Casper turned his eyes and looked back at the train. There was the red-faced man, sitting by the car window, closely watching all their movements, and when he saw them enter the waiting-room into which Julian and Jack had gone a few moments before, his suspicions, if he had any, were set at rest, and he settled back in his seat and picked up a newspaper which he had just purchased. Claus kept on to the waiting-room, but he did not stop when he got there. He kept right on through and went out at the other door, and after walking briskly for a few minutes, and turning several corners until he was sure that the depot had been left out of sight, he seated himself on the steps of a deserted house, took off his hat, and wiped his forehead.

"It was not such an awful thing to get those valises, after all," said he. "When that train goes, we will go and get our breakfast."

"But I would like to know what is in those valises first," said Casper. "I tell you, you are fooled. I have felt this valise all over on the outside, and there is nothing in it that feels like a box."

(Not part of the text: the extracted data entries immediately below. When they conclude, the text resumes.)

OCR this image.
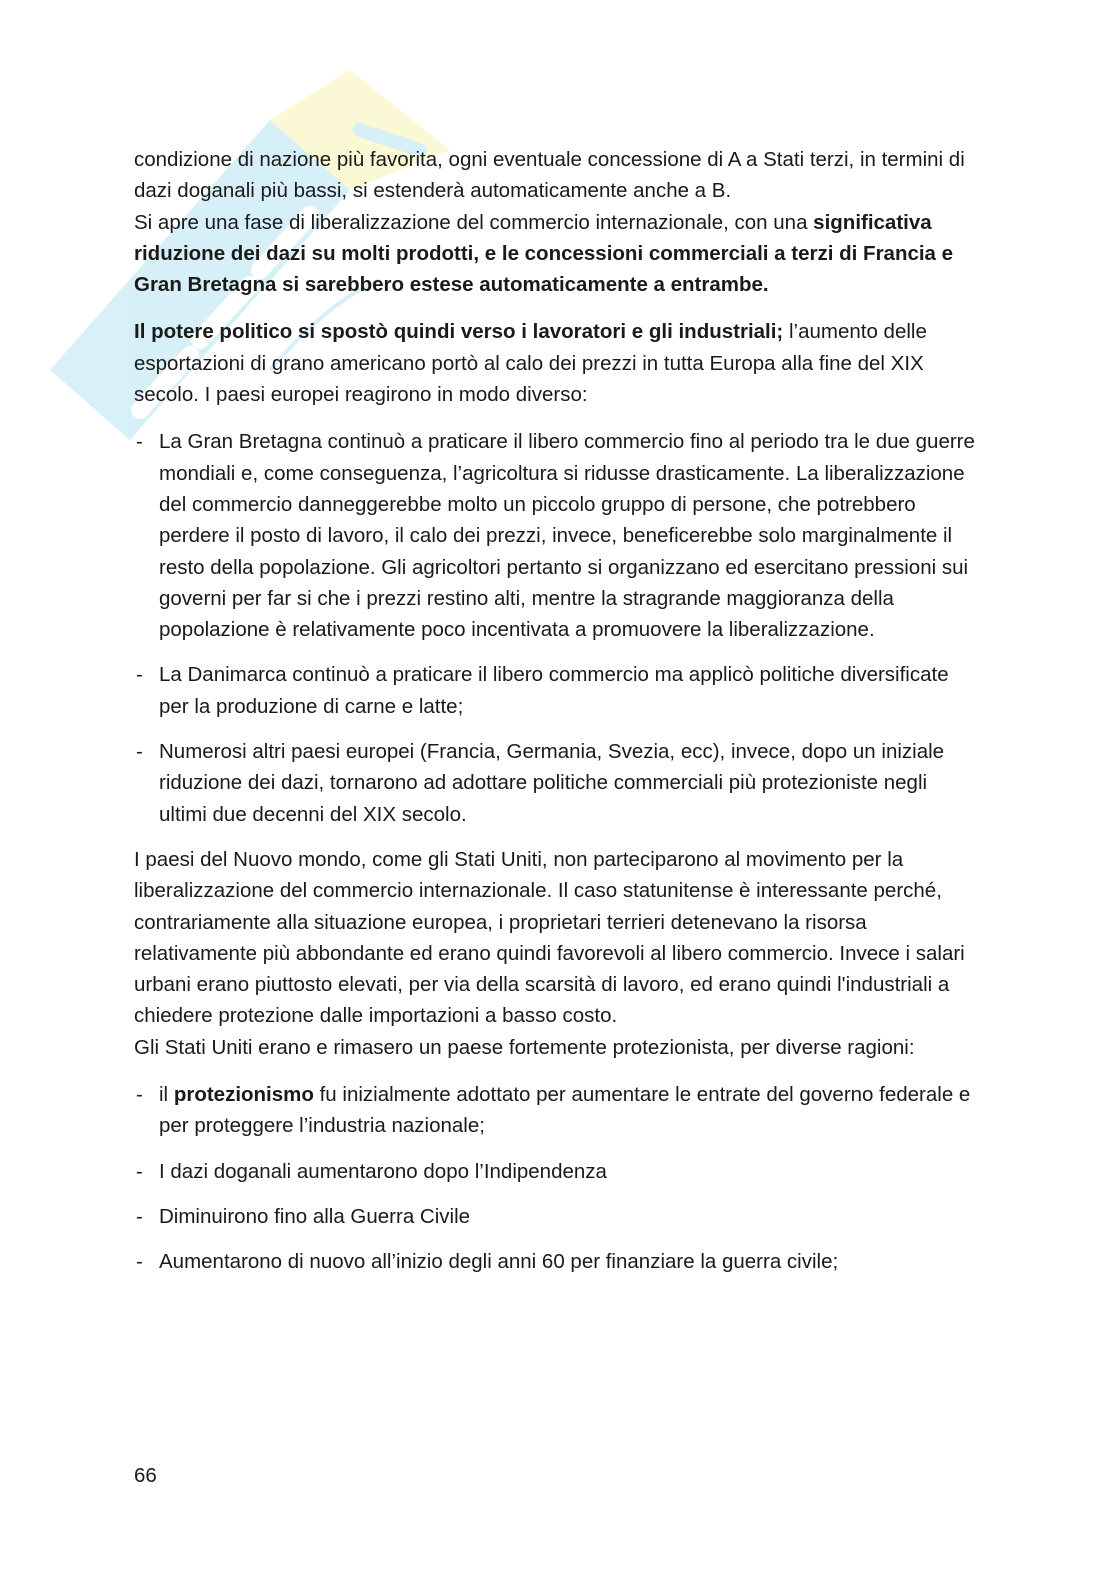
condizione di nazione più favorita, ogni eventuale concessione di A a Stati terzi, in termini di dazi doganali più bassi, si estenderà automaticamente anche a B.

Si apre una fase di liberalizzazione del commercio internazionale, con una significativa riduzione dei dazi su molti prodotti, e le concessioni commerciali a terzi di Francia e Gran Bretagna si sarebbero estese automaticamente a entrambe.

Il potere politico si spostò quindi verso i lavoratori e gli industriali; l’aumento delle esportazioni di grano americano portò al calo dei prezzi in tutta Europa alla fine del XIX secolo. I paesi europei reagirono in modo diverso:

- La Gran Bretagna continuò a praticare il libero commercio fino al periodo tra le due guerre mondiali e, come conseguenza, l’agricoltura si ridusse drasticamente. La liberalizzazione del commercio danneggerebbe molto un piccolo gruppo di persone, che potrebbero perdere il posto di lavoro, il calo dei prezzi, invece, beneficerebbe solo marginalmente il resto della popolazione. Gli agricoltori pertanto si organizzano ed esercitano pressioni sui governi per far si che i prezzi restino alti, mentre la stragrande maggioranza della popolazione è relativamente poco incentivata a promuovere la liberalizzazione.
- La Danimarca continuò a praticare il libero commercio ma applicò politiche diversificate per la produzione di carne e latte;
- Numerosi altri paesi europei (Francia, Germania, Svezia, ecc), invece, dopo un iniziale riduzione dei dazi, tornarono ad adottare politiche commerciali più protezioniste negli ultimi due decenni del XIX secolo.

I paesi del Nuovo mondo, come gli Stati Uniti, non parteciparono al movimento per la liberalizzazione del commercio internazionale. Il caso statunitense è interessante perché, contrariamente alla situazione europea, i proprietari terrieri detenevano la risorsa relativamente più abbondante ed erano quindi favorevoli al libero commercio. Invece i salari urbani erano piuttosto elevati, per via della scarsità di lavoro, ed erano quindi l'industriali a chiedere protezione dalle importazioni a basso costo.

Gli Stati Uniti erano e rimasero un paese fortemente protezionista, per diverse ragioni:

- il protezionismo fu inizialmente adottato per aumentare le entrate del governo federale e per proteggere l’industria nazionale;
- I dazi doganali aumentarono dopo l’Indipendenza
- Diminuirono fino alla Guerra Civile
- Aumentarono di nuovo all’inizio degli anni 60 per finanziare la guerra civile;
66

"I don't suppose you could feel anything of that kind in it, because I don't believe the box was put in there," said Claus. "My only hope is that they took the papers out of the box and put them in here; consequently they left the box at home."

"Good enough!" exclaimed Casper, catching up his valise and feeling the outside of it, to see if he could feel anything that seemed like papers that were stowed away on the inside of it; "I never thought of that. Now, how shall we go to work to get the valises open? I haven't a key in my pocket that will fit them."

"I haven't, either; but as soon as we get our breakfast we will go up the road a little distance and cut them open. These gripsacks will never be worth anything to anybody after we get done with them."

Even while they were talking in this way they heard the shriek of the whistle twice, followed by the ringing of the bell, and knew that their train was getting ready to start on again; whereupon Claus got up and said he was as hungry as a wolf, and that he must procure a breakfast somewhere.